The driver began to sing along loudly to Patsy Cline. "I walk for miles along the highway. Well that's just my way of saying I love you. I'm always walking after midnight searching for you..." He didn't have a bad voice. She was tempted to sing along. Maybe it would distract her from crying. "I stopped to see a weeping willow. Crying on his pillow maybe he's crying for me.

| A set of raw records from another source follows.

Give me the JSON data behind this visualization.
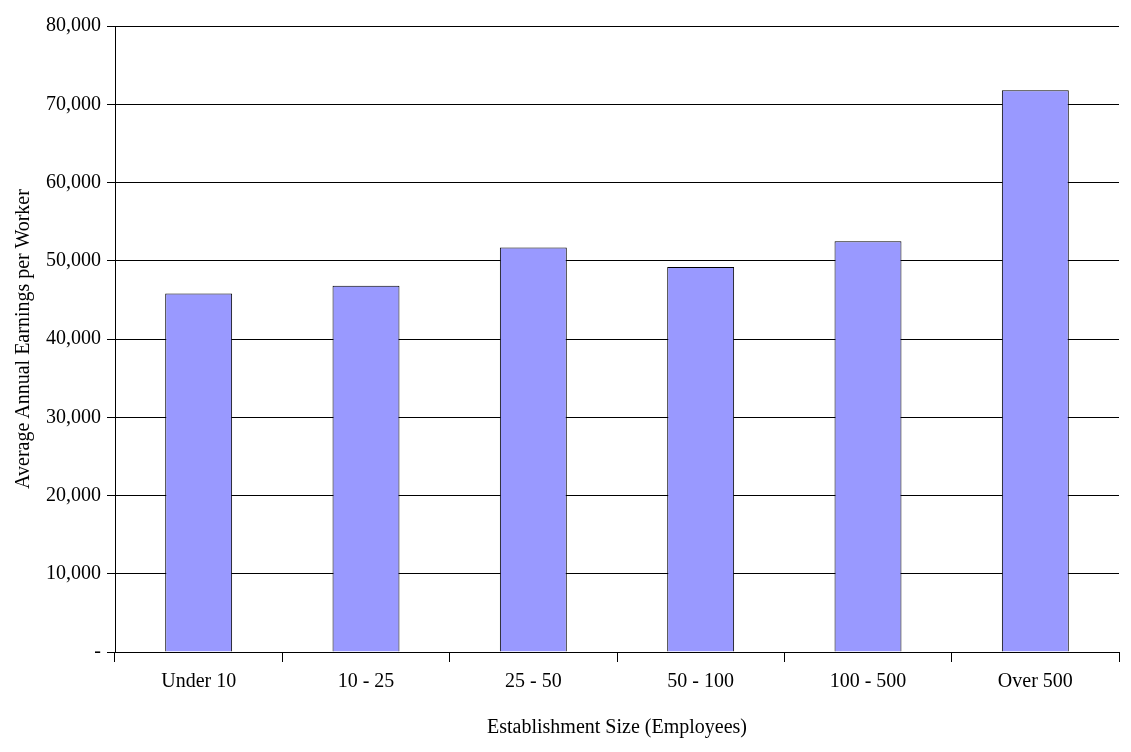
{
  "chart_data": {
    "type": "bar",
    "xlabel": "Establishment Size (Employees)",
    "ylabel": "Average Annual Earnings per Worker",
    "categories": [
      "Under 10",
      "10 - 25",
      "25 - 50",
      "50 - 100",
      "100 - 500",
      "Over 500"
    ],
    "values": [
      45800,
      46800,
      51700,
      49200,
      52500,
      71800
    ],
    "color": "#9999ff",
    "ylim": [
      0,
      80000
    ],
    "yticks": [
      {
        "value": 0,
        "label": "-"
      },
      {
        "value": 10000,
        "label": "10,000"
      },
      {
        "value": 20000,
        "label": "20,000"
      },
      {
        "value": 30000,
        "label": "30,000"
      },
      {
        "value": 40000,
        "label": "40,000"
      },
      {
        "value": 50000,
        "label": "50,000"
      },
      {
        "value": 60000,
        "label": "60,000"
      },
      {
        "value": 70000,
        "label": "70,000"
      },
      {
        "value": 80000,
        "label": "80,000"
      }
    ],
    "grid": "y",
    "legend": false
  }
}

And as the skies turn gloomy. Night blooms will whisper to me I'm lonesome as I can be." She hummed, despite herself. The driver looked at her and smiled. That's quite a smile, she thought--"smile" was generous. It was something between a grimace and a simper. He changed to whistling. When the song ended, he turned off the radio and belched. "Sorry about that," he said.
"Are we still in East New York?"
"No, now we're in Canarsie."
"Can you please take me home?" She felt more tears slide down her cheeks.

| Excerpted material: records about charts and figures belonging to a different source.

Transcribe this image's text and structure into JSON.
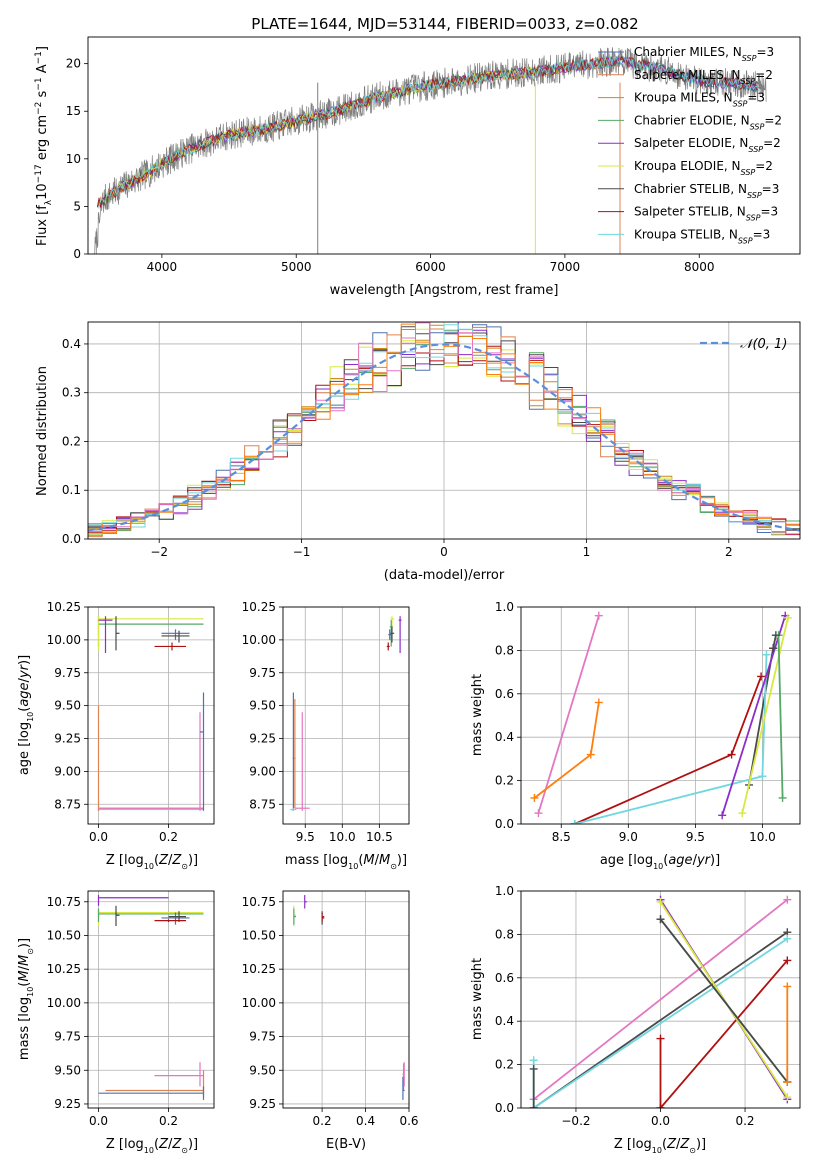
{
  "figure": {
    "title": "PLATE=1644, MJD=53144, FIBERID=0033, z=0.082"
  },
  "colors": {
    "Chabrier MILES": "#4c72b0",
    "Salpeter MILES": "#dd8452",
    "Kroupa MILES": "#c98a1a",
    "Chabrier ELODIE": "#55a868",
    "Salpeter ELODIE": "#8c2ec9",
    "Kroupa ELODIE": "#d8e840",
    "Chabrier STELIB": "#4a4a4a",
    "Salpeter STELIB": "#b01010",
    "Kroupa STELIB": "#6fd8de",
    "data": "#7f7f7f",
    "gauss": "#5b8fd9",
    "pinkB": "#e377c2",
    "orangeB": "#ff7f0e"
  },
  "legend": {
    "models": [
      "Chabrier MILES, N_SSP=3",
      "Salpeter MILES, N_SSP=2",
      "Kroupa MILES, N_SSP=3",
      "Chabrier ELODIE, N_SSP=2",
      "Salpeter ELODIE, N_SSP=2",
      "Kroupa ELODIE, N_SSP=2",
      "Chabrier STELIB, N_SSP=3",
      "Salpeter STELIB, N_SSP=3",
      "Kroupa STELIB, N_SSP=3"
    ],
    "gauss": "𝒩(0, 1)"
  },
  "chart_data": [
    {
      "id": "spectrum",
      "type": "line",
      "xlabel": "wavelength [Angstrom, rest frame]",
      "ylabel": "Flux [f_λ 10^-17 erg cm^-2 s^-1 A^-1]",
      "xlim": [
        3450,
        8750
      ],
      "ylim": [
        0,
        22.8
      ],
      "xticks": [
        4000,
        5000,
        6000,
        7000,
        8000
      ],
      "yticks": [
        0,
        5,
        10,
        15,
        20
      ],
      "grid": false,
      "legend_position": "top-right",
      "continuum": [
        [
          3500,
          5
        ],
        [
          3700,
          7
        ],
        [
          3900,
          8.5
        ],
        [
          4000,
          9.5
        ],
        [
          4200,
          11
        ],
        [
          4500,
          12.5
        ],
        [
          4800,
          13.2
        ],
        [
          5000,
          14
        ],
        [
          5300,
          15
        ],
        [
          5600,
          16.5
        ],
        [
          5900,
          17.5
        ],
        [
          6200,
          18.2
        ],
        [
          6500,
          18.8
        ],
        [
          6800,
          19.2
        ],
        [
          7100,
          19.8
        ],
        [
          7400,
          20.3
        ],
        [
          7700,
          19.5
        ],
        [
          8000,
          18.2
        ],
        [
          8300,
          17.8
        ],
        [
          8500,
          17.5
        ]
      ]
    },
    {
      "id": "residuals",
      "type": "histogram",
      "xlabel": "(data-model)/error",
      "ylabel": "Normed distribution",
      "xlim": [
        -2.5,
        2.5
      ],
      "ylim": [
        0,
        0.445
      ],
      "xticks": [
        -2,
        -1,
        0,
        1,
        2
      ],
      "yticks": [
        0.0,
        0.1,
        0.2,
        0.3,
        0.4
      ],
      "grid": true,
      "legend_position": "top-right",
      "bin_width": 0.1,
      "gaussian": {
        "mean": 0,
        "sigma": 1
      }
    },
    {
      "id": "age_vs_Z",
      "type": "scatter",
      "xlabel": "Z [log10(Z/Z⊙)]",
      "ylabel": "age [log10(age/yr)]",
      "xlim": [
        -0.03,
        0.33
      ],
      "ylim": [
        8.6,
        10.25
      ],
      "xticks": [
        0.0,
        0.2
      ],
      "yticks": [
        8.75,
        9.0,
        9.25,
        9.5,
        9.75,
        10.0,
        10.25
      ],
      "grid": true
    },
    {
      "id": "age_vs_mass",
      "type": "scatter",
      "xlabel": "mass [log10(M/M⊙)]",
      "xlim": [
        9.2,
        10.9
      ],
      "ylim": [
        8.6,
        10.25
      ],
      "xticks": [
        9.5,
        10.0,
        10.5
      ],
      "yticks": [
        8.75,
        9.0,
        9.25,
        9.5,
        9.75,
        10.0,
        10.25
      ],
      "grid": true
    },
    {
      "id": "weight_vs_age",
      "type": "line",
      "xlabel": "age [log10(age/yr)]",
      "ylabel": "mass weight",
      "xlim": [
        8.2,
        10.28
      ],
      "ylim": [
        0,
        1.0
      ],
      "xticks": [
        8.5,
        9.0,
        9.5,
        10.0
      ],
      "yticks": [
        0.0,
        0.2,
        0.4,
        0.6,
        0.8,
        1.0
      ],
      "grid": true
    },
    {
      "id": "mass_vs_Z",
      "type": "scatter",
      "xlabel": "Z [log10(Z/Z⊙)]",
      "ylabel": "mass [log10(M/M⊙)]",
      "xlim": [
        -0.03,
        0.33
      ],
      "ylim": [
        9.22,
        10.83
      ],
      "xticks": [
        0.0,
        0.2
      ],
      "yticks": [
        9.25,
        9.5,
        9.75,
        10.0,
        10.25,
        10.5,
        10.75
      ],
      "grid": true
    },
    {
      "id": "mass_vs_EBV",
      "type": "scatter",
      "xlabel": "E(B-V)",
      "xlim": [
        0.02,
        0.6
      ],
      "ylim": [
        9.22,
        10.83
      ],
      "xticks": [
        0.2,
        0.4,
        0.6
      ],
      "yticks": [
        9.25,
        9.5,
        9.75,
        10.0,
        10.25,
        10.5,
        10.75
      ],
      "grid": true
    },
    {
      "id": "weight_vs_Z",
      "type": "line",
      "xlabel": "Z [log10(Z/Z⊙)]",
      "ylabel": "mass weight",
      "xlim": [
        -0.33,
        0.33
      ],
      "ylim": [
        0,
        1.0
      ],
      "xticks": [
        -0.2,
        0.0,
        0.2
      ],
      "yticks": [
        0.0,
        0.2,
        0.4,
        0.6,
        0.8,
        1.0
      ],
      "grid": true
    }
  ],
  "scatter_points": {
    "age_vs_Z": [
      {
        "c": "Chabrier ELODIE",
        "x": 0.0,
        "y": 10.12,
        "x0": 0.0,
        "x1": 0.3,
        "y0": 9.95,
        "y1": 10.18
      },
      {
        "c": "Kroupa ELODIE",
        "x": 0.0,
        "y": 10.16,
        "x0": 0.0,
        "x1": 0.3,
        "y0": 9.92,
        "y1": 10.18
      },
      {
        "c": "Salpeter ELODIE",
        "x": 0.02,
        "y": 10.15,
        "x0": 0.0,
        "x1": 0.04,
        "y0": 9.9,
        "y1": 10.18
      },
      {
        "c": "Chabrier STELIB",
        "x": 0.05,
        "y": 10.05,
        "x0": 0.05,
        "x1": 0.06,
        "y0": 9.92,
        "y1": 10.18
      },
      {
        "c": "Chabrier MILES",
        "x": 0.22,
        "y": 10.05,
        "x0": 0.18,
        "x1": 0.26,
        "y0": 10.0,
        "y1": 10.08
      },
      {
        "c": "Chabrier STELIB",
        "x": 0.23,
        "y": 10.03,
        "x0": 0.18,
        "x1": 0.26,
        "y0": 9.98,
        "y1": 10.07
      },
      {
        "c": "Salpeter STELIB",
        "x": 0.21,
        "y": 9.95,
        "x0": 0.16,
        "x1": 0.25,
        "y0": 9.92,
        "y1": 9.98
      },
      {
        "c": "Kroupa STELIB",
        "x": 0.0,
        "y": 8.71,
        "x0": 0.0,
        "x1": 0.3,
        "y0": 8.7,
        "y1": 8.72
      },
      {
        "c": "Salpeter MILES",
        "x": 0.0,
        "y": 8.72,
        "x0": 0.0,
        "x1": 0.3,
        "y0": 8.7,
        "y1": 9.5
      },
      {
        "c": "pinkB",
        "x": 0.29,
        "y": 8.72,
        "x0": 0.0,
        "x1": 0.3,
        "y0": 8.7,
        "y1": 9.45
      },
      {
        "c": "Chabrier MILES",
        "x": 0.3,
        "y": 9.3,
        "x0": 0.29,
        "x1": 0.3,
        "y0": 8.7,
        "y1": 9.6
      }
    ],
    "age_vs_mass": [
      {
        "c": "Kroupa ELODIE",
        "x": 10.67,
        "y": 10.16,
        "x0": 10.65,
        "x1": 10.7,
        "y0": 10.0,
        "y1": 10.18
      },
      {
        "c": "Salpeter ELODIE",
        "x": 10.78,
        "y": 10.15,
        "x0": 10.76,
        "x1": 10.8,
        "y0": 9.9,
        "y1": 10.18
      },
      {
        "c": "Chabrier ELODIE",
        "x": 10.66,
        "y": 10.1,
        "x0": 10.64,
        "x1": 10.68,
        "y0": 9.95,
        "y1": 10.15
      },
      {
        "c": "Chabrier STELIB",
        "x": 10.67,
        "y": 10.05,
        "x0": 10.65,
        "x1": 10.7,
        "y0": 9.98,
        "y1": 10.1
      },
      {
        "c": "Chabrier MILES",
        "x": 10.64,
        "y": 10.04,
        "x0": 10.62,
        "x1": 10.66,
        "y0": 10.0,
        "y1": 10.08
      },
      {
        "c": "Salpeter STELIB",
        "x": 10.62,
        "y": 9.95,
        "x0": 10.6,
        "x1": 10.64,
        "y0": 9.92,
        "y1": 9.98
      },
      {
        "c": "Chabrier MILES",
        "x": 9.34,
        "y": 9.1,
        "x0": 9.33,
        "x1": 9.35,
        "y0": 8.7,
        "y1": 9.6
      },
      {
        "c": "Salpeter MILES",
        "x": 9.36,
        "y": 9.1,
        "x0": 9.35,
        "x1": 9.37,
        "y0": 8.72,
        "y1": 9.55
      },
      {
        "c": "pinkB",
        "x": 9.46,
        "y": 8.72,
        "x0": 9.36,
        "x1": 9.56,
        "y0": 8.7,
        "y1": 9.45
      },
      {
        "c": "Kroupa STELIB",
        "x": 9.34,
        "y": 8.71,
        "x0": 9.3,
        "x1": 9.38,
        "y0": 8.7,
        "y1": 8.72
      }
    ],
    "mass_vs_Z": [
      {
        "c": "Salpeter ELODIE",
        "x": 0.0,
        "y": 10.78,
        "x0": 0.0,
        "x1": 0.2,
        "y0": 10.72,
        "y1": 10.8
      },
      {
        "c": "Kroupa ELODIE",
        "x": 0.0,
        "y": 10.67,
        "x0": 0.0,
        "x1": 0.3,
        "y0": 10.57,
        "y1": 10.7
      },
      {
        "c": "Chabrier ELODIE",
        "x": 0.0,
        "y": 10.66,
        "x0": 0.0,
        "x1": 0.3,
        "y0": 10.6,
        "y1": 10.7
      },
      {
        "c": "Chabrier STELIB",
        "x": 0.05,
        "y": 10.65,
        "x0": 0.05,
        "x1": 0.06,
        "y0": 10.57,
        "y1": 10.72
      },
      {
        "c": "Chabrier MILES",
        "x": 0.22,
        "y": 10.63,
        "x0": 0.18,
        "x1": 0.26,
        "y0": 10.58,
        "y1": 10.67
      },
      {
        "c": "Chabrier STELIB",
        "x": 0.23,
        "y": 10.64,
        "x0": 0.2,
        "x1": 0.25,
        "y0": 10.6,
        "y1": 10.68
      },
      {
        "c": "Salpeter STELIB",
        "x": 0.2,
        "y": 10.61,
        "x0": 0.16,
        "x1": 0.25,
        "y0": 10.6,
        "y1": 10.62
      },
      {
        "c": "pinkB",
        "x": 0.29,
        "y": 9.46,
        "x0": 0.16,
        "x1": 0.3,
        "y0": 9.38,
        "y1": 9.56
      },
      {
        "c": "Salpeter MILES",
        "x": 0.3,
        "y": 9.35,
        "x0": 0.02,
        "x1": 0.3,
        "y0": 9.3,
        "y1": 9.5
      },
      {
        "c": "Chabrier MILES",
        "x": 0.3,
        "y": 9.33,
        "x0": 0.0,
        "x1": 0.3,
        "y0": 9.28,
        "y1": 9.38
      }
    ],
    "mass_vs_EBV": [
      {
        "c": "Kroupa ELODIE",
        "x": 0.07,
        "y": 10.65,
        "x0": 0.07,
        "x1": 0.08,
        "y0": 10.57,
        "y1": 10.72
      },
      {
        "c": "Salpeter ELODIE",
        "x": 0.12,
        "y": 10.75,
        "x0": 0.12,
        "x1": 0.13,
        "y0": 10.7,
        "y1": 10.8
      },
      {
        "c": "Chabrier ELODIE",
        "x": 0.07,
        "y": 10.64,
        "x0": 0.07,
        "x1": 0.08,
        "y0": 10.58,
        "y1": 10.7
      },
      {
        "c": "Chabrier STELIB",
        "x": 0.2,
        "y": 10.64,
        "x0": 0.2,
        "x1": 0.21,
        "y0": 10.58,
        "y1": 10.68
      },
      {
        "c": "Salpeter STELIB",
        "x": 0.2,
        "y": 10.63,
        "x0": 0.2,
        "x1": 0.21,
        "y0": 10.6,
        "y1": 10.67
      },
      {
        "c": "Salpeter MILES",
        "x": 0.575,
        "y": 9.45,
        "x0": 0.57,
        "x1": 0.58,
        "y0": 9.35,
        "y1": 9.55
      },
      {
        "c": "pinkB",
        "x": 0.578,
        "y": 9.47,
        "x0": 0.57,
        "x1": 0.58,
        "y0": 9.38,
        "y1": 9.56
      },
      {
        "c": "Chabrier MILES",
        "x": 0.572,
        "y": 9.35,
        "x0": 0.57,
        "x1": 0.58,
        "y0": 9.28,
        "y1": 9.45
      }
    ]
  },
  "weight_lines": {
    "age": [
      {
        "c": "pinkB",
        "pts": [
          [
            8.33,
            0.05
          ],
          [
            8.78,
            0.96
          ]
        ]
      },
      {
        "c": "orangeB",
        "pts": [
          [
            8.3,
            0.12
          ],
          [
            8.72,
            0.32
          ],
          [
            8.78,
            0.56
          ]
        ]
      },
      {
        "c": "Salpeter STELIB",
        "pts": [
          [
            8.6,
            0.0
          ],
          [
            9.77,
            0.32
          ],
          [
            9.99,
            0.68
          ]
        ]
      },
      {
        "c": "Chabrier STELIB",
        "pts": [
          [
            9.9,
            0.18
          ],
          [
            10.08,
            0.81
          ]
        ]
      },
      {
        "c": "Kroupa STELIB",
        "pts": [
          [
            8.6,
            0.0
          ],
          [
            10.0,
            0.22
          ],
          [
            10.03,
            0.78
          ]
        ]
      },
      {
        "c": "Salpeter ELODIE",
        "pts": [
          [
            9.7,
            0.04
          ],
          [
            10.17,
            0.96
          ]
        ]
      },
      {
        "c": "Kroupa ELODIE",
        "pts": [
          [
            9.85,
            0.05
          ],
          [
            10.19,
            0.95
          ]
        ]
      },
      {
        "c": "Chabrier ELODIE",
        "pts": [
          [
            10.12,
            0.87
          ],
          [
            10.15,
            0.12
          ]
        ]
      },
      {
        "c": "Chabrier STELIB",
        "pts": [
          [
            10.08,
            0.81
          ],
          [
            10.1,
            0.87
          ]
        ]
      }
    ],
    "Z": [
      {
        "c": "pinkB",
        "pts": [
          [
            -0.3,
            0.04
          ],
          [
            0.3,
            0.96
          ]
        ]
      },
      {
        "c": "Chabrier STELIB",
        "pts": [
          [
            -0.3,
            0.0
          ],
          [
            0.3,
            0.81
          ]
        ]
      },
      {
        "c": "Kroupa STELIB",
        "pts": [
          [
            -0.3,
            0.0
          ],
          [
            0.3,
            0.78
          ]
        ]
      },
      {
        "c": "Salpeter STELIB",
        "pts": [
          [
            0.0,
            0.0
          ],
          [
            0.3,
            0.68
          ]
        ]
      },
      {
        "c": "Salpeter STELIB",
        "pts": [
          [
            0.0,
            0.0
          ],
          [
            0.0,
            0.32
          ]
        ]
      },
      {
        "c": "Salpeter ELODIE",
        "pts": [
          [
            0.0,
            0.96
          ],
          [
            0.3,
            0.04
          ]
        ]
      },
      {
        "c": "Kroupa ELODIE",
        "pts": [
          [
            0.0,
            0.95
          ],
          [
            0.3,
            0.05
          ]
        ]
      },
      {
        "c": "Chabrier ELODIE",
        "pts": [
          [
            0.0,
            0.87
          ],
          [
            0.3,
            0.12
          ]
        ]
      },
      {
        "c": "Chabrier STELIB",
        "pts": [
          [
            0.0,
            0.87
          ],
          [
            0.3,
            0.12
          ]
        ]
      },
      {
        "c": "orangeB",
        "pts": [
          [
            0.3,
            0.12
          ],
          [
            0.3,
            0.56
          ]
        ]
      },
      {
        "c": "Kroupa STELIB",
        "pts": [
          [
            -0.3,
            0.0
          ],
          [
            -0.3,
            0.22
          ]
        ]
      },
      {
        "c": "Chabrier STELIB",
        "pts": [
          [
            -0.3,
            0.0
          ],
          [
            -0.3,
            0.18
          ]
        ]
      }
    ]
  }
}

"Only if you agree to go on a date with me."
"Fine. We'll go on a date."
"You're lying."
"Yes."
He sighed. "Where do you live again?"
"Just drop me off here."
"We're still in Canarsie," he said.
"Okay. I don't care. Whatever. Just stop. You have to let me out." She was now crying very hard, and was too embarrassed to remain in the cab.
"Really? For real? You want me to stop? Here?"
"Here."
"How are you going to get home?" He sounded genuinely concerned.

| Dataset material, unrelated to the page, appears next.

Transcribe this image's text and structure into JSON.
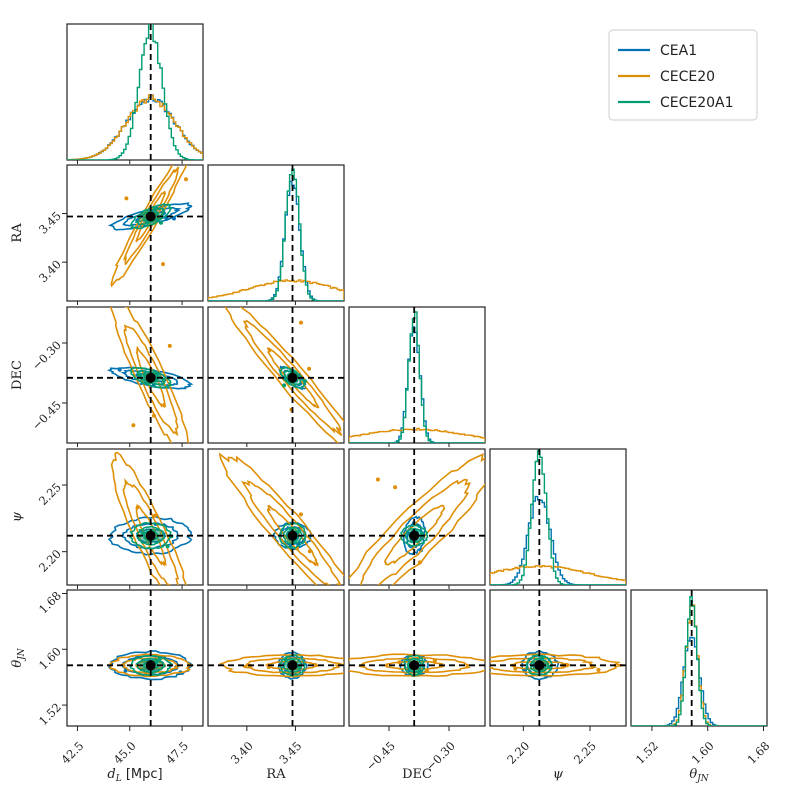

"I'll figure something out." She knew it was a crazy idea--maybe even crazier than having gotten back in the cab in the first place--but she could simply not bear to be in the car another minute. She felt that the events that had lead her here had lead her here for a reason, and the reason was that she was to walk in Canarise.
"You hate me so much that you won't even allow me to drive you home? Listen, I really don't feel good about letting you out here. Please let me drive you home. Come on, free cab ride home."
"Please just stop. I have to get out."
"What if I parked and then walked you to the train?" He laughed at the look she got on her face. "Okay, I will take that as no." He pulled to a stop. "Are you sure? You really want to get out here?"
"Yes." She opened the door.
"Uh, good luck?" he called after her. "I'm going to look you up and take you on that date!" She resisted the temptation to remind him that he did not know her name. She stepped out of the car, slammed the door very hard, and walked away in a direction that felt like east.
It was 1am now and she had no idea where she was. She figured she could walk a few blocks north and south on every street until she found a main thoroughfare, and on a main thoroughfare, there would be a subway stop somewhere, and from there, she figured, she would be able to find her way home. It was going to be a long night.
A roundabout tour of Canarsie's main streets revealed them to be wide and mostly unpopulated. A lone man, holding an inside-out umbrella, stood at a bus stop. Illuminated fast food restaurant and gas station signs dotted the sky and their reflections shimmered like abstract art in the puddles. The residential streets were dark and the dark slinky forms of stray cats darted from shadow to shadow. She couldn't tell of the wetness on her face was from the rain or from tears. She didn't think she was crying anymore, but it was hard to tell.
She started walking in a direction that seemed very much to be north, but it was impossible to tell for sure because everything was dark and she'd never been to this part of the city before. She kept walking, though, and felt certain that eventually, something had to give.